No one is perfect, yet students are expected to be.
Having extracurricular hobbies, ample amounts of free time and achieving good grades while still pushing yourself towards success and preparation should be every student’s goal. Nowadays, more often than not, students who choose this method often fail.
In the modern era, students have an ever-growing pile of problems; from homework to extracurriculars to college prep, every student has work to do. Somehow, schools expect students to be able to find and maintain the delicate balance necessary to meet the institution’s high expectations needed to succeed in their academics.
In reality, the psychological pressure on students to push themselves past their limits can overwhelm them and have dangerous effects on mental health. Overexerting students has disastrous impacts on students’ mentality towards their work, school, grades, and enjoyment in life.

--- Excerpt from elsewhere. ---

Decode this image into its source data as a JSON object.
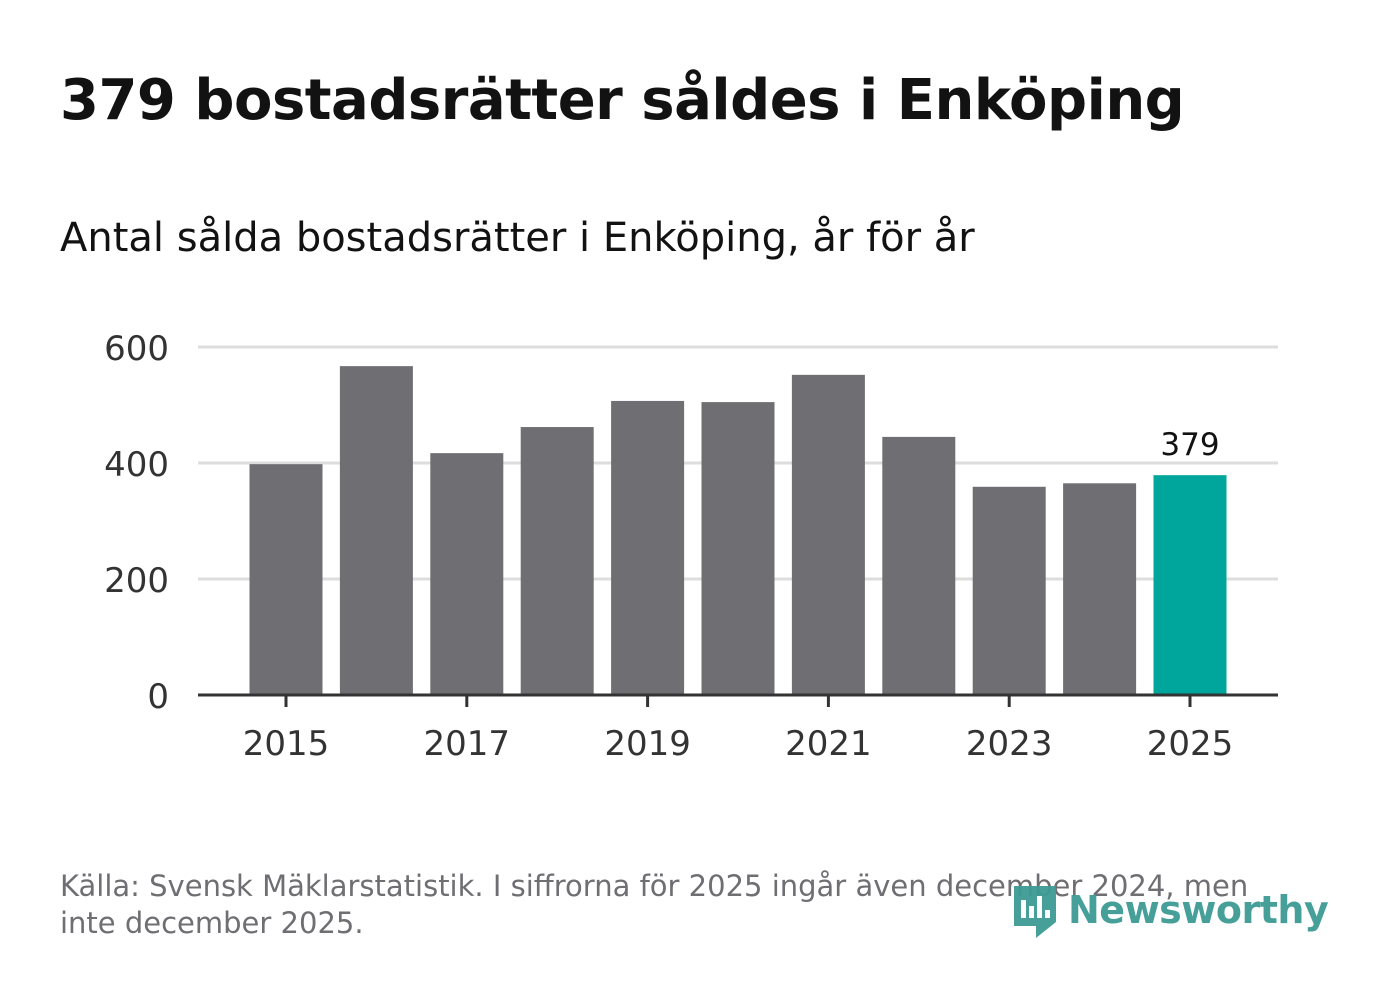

These idealistic goals prove to be incredibly difficult for hardworking students who are pushed farther and farther down the rabbit hole of long, arduous study sessions and late-night work frenzies. Simply finding the time to balance the workload can be a challenge, demanding very precise time management skills and focus. This also does not include other personal responsibilities like family matters or interests. What happens when they have practice for sports, schoolwork and personal obligations all in a short timeframe?
In a study done by Stanford Graduate School of Education, 4,317 students from high performing high schools were asked to describe their homework and home life situations. Unsurprisingly, lack of sleep and time were two of the most prominent theme.
In essence, an inability to handle constant floods of new work leaves students constantly stressed, anxious and tired. This makes working on schoolwork harder, as students lose the motivation to continue, initiating a cycle of nonproductivity that can lead to sub-par academic performances in classes, degradation of students’ mental states and add more pressure and expectations on students’ shoulders.
Not only does overloading students with work have negative effects on their mental states, but it also has serious implications on physical health as well.
For example, the brain processes and stores information; this skill can be affected by both the quantity and quality of a person’s sleep. Sleep provides a necessary break between long periods of concentration and focus, which can be hard to do when the hours a person sleeps decreases, whether it be from additional schoolwork or extracurriculars using up valuable work time.
According to a 2006 poll done by the National Sleep Foundation, about 70% of teens reported receiving an inadequate amount of rest. Sleep deprivation is very common due to an accumulation of lost hours and bad sleep habits, such as staying up late in order to do assignments during the week and attempting to account for that by sleeping in on the weekends.
As a result, even minimal sleep loss can take a substantial toll on student’s mood, energy, cognitive function and ability to handle stress. Over the long-term, chronic sleep loss can wreak havoc on mental and physical health. This simply feeds back into the worsening, cycle of mental and physical exhaustion.
Ultimately, schools and institutions have high expectations and demands of students; yet, they utilize methods that end up being detrimental to both students’ physical and mental health.